ENISA asserts that 80% of large organisations will be using cloud solutions within two years. The approach that ENISA takes is nicely balanced, pointing out that cloud adoption is both good and bad in terms of critical infrastructure protection. From an organisational perspective, the message is similar
Like any information security endeavour, adoption of cloud boils down to a series of risk decisions. There is of course also a question of organisational and possibly national resilience in the case of critical infrastructure to adapt if any threats are realised.
Cloud is not bulletproof and is not the solution for all problems related to IT. A number of companies were affected by outages of the Amazon service in 2011 and this has provided a wake up call to the industry – http://www.wired.com/business/2011/04/lessons-amazon-cloud-failure/
However, it is possible to use the cloud securely for many applications. It requires resources devoted to intelligent system design. This means that the business case for cloud adoption is not one necessarily about saving money. One company that uses the Amazon service, but did not get affected in 2011 was Netflix. Netflix has a very clever piece of software called Chaosmonkey which tests its environment during working hours with the intention that systems are fixed before they break. Netflix released the software as open source in July 2012. http://techblog.netflix.com/2012/07/chaos-monkey-released-into-wild.html
Cloud providers can afford people, processes and equipment which is state of the art
Cloud providers able to offer very good uptime and good backup.

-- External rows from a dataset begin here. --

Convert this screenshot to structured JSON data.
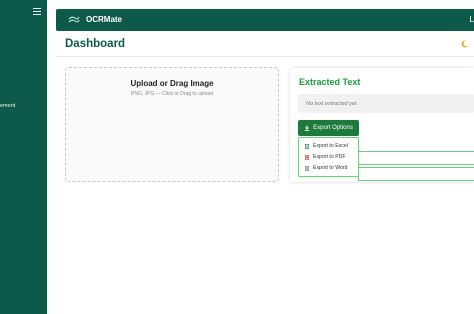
{
  "sidebar": {
    "side_label": "ement"
  },
  "topbar": {
    "brand": "OCRMate",
    "edge_text": "L"
  },
  "page": {
    "title": "Dashboard"
  },
  "upload": {
    "title": "Upload or Drag Image",
    "subtitle": "PNG, JPG — Click or Drag to upload"
  },
  "result": {
    "title": "Extracted Text",
    "placeholder": "No text extracted yet.",
    "export_label": "Export Options",
    "menu": [
      {
        "label": "Export to Excel",
        "icon": "excel-icon",
        "color": "#1d7a3d"
      },
      {
        "label": "Export to PDF",
        "icon": "pdf-icon",
        "color": "#d33a3a"
      },
      {
        "label": "Export to Word",
        "icon": "word-icon",
        "color": "#6a7a8c"
      }
    ]
  },
  "colors": {
    "brand": "#0e5a4a",
    "accent": "#1e9a3c",
    "button": "#1d7a3d"
  }
}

Cloud provides good mitigation against natural disasters
Elasticity – Cloud offerings are able to increase and decrease load dynamically, this allows them to mitigate against DDOS attacks
Cloud providers concentrate datasets from disparate organisations
Vulnerabilities are shared across the cloud
Even though cloud providers generally have excellent protective security, failures happen (eg Amazon in 2011)
Cloud providers located in different jurisdictions add complexity to the compliance and governance of organisations.
Better collaboration with other organisations, integration of supply chain across disparate organisations and locations.
Organisations that utilise cloud well can become more resilient eg Netflix
Cloud providers concentrate datasets so their ‘attractiveness’ as a target increases (aggregation)
An outage in one cloud provider can have consequences for multiple organisations. Additional issues may become apparent if those organisations are all providers of the same critical infrastructure.
The threat from human actors can be seen to be the combination of intent and capability. Both organised crime and nation states have the capability to attack cloud providers. Their intent is obviously higher if they assess that they can access several prize organisations through a single attack.
I’m struck by the thought that the emergence of cloud should mean that risks to the critical infrastructure from natural disasters and mistakes should decrease. However, on the other hand, cloud providers are such attractive targets, that the risks from human (active) threats are likely to be higher.
Importantly, the report makes a number of useful suggestions for organisations that are moving towards the use of cloud solutions in terms of risk assessment, security measures and recovery and reporting of incidents.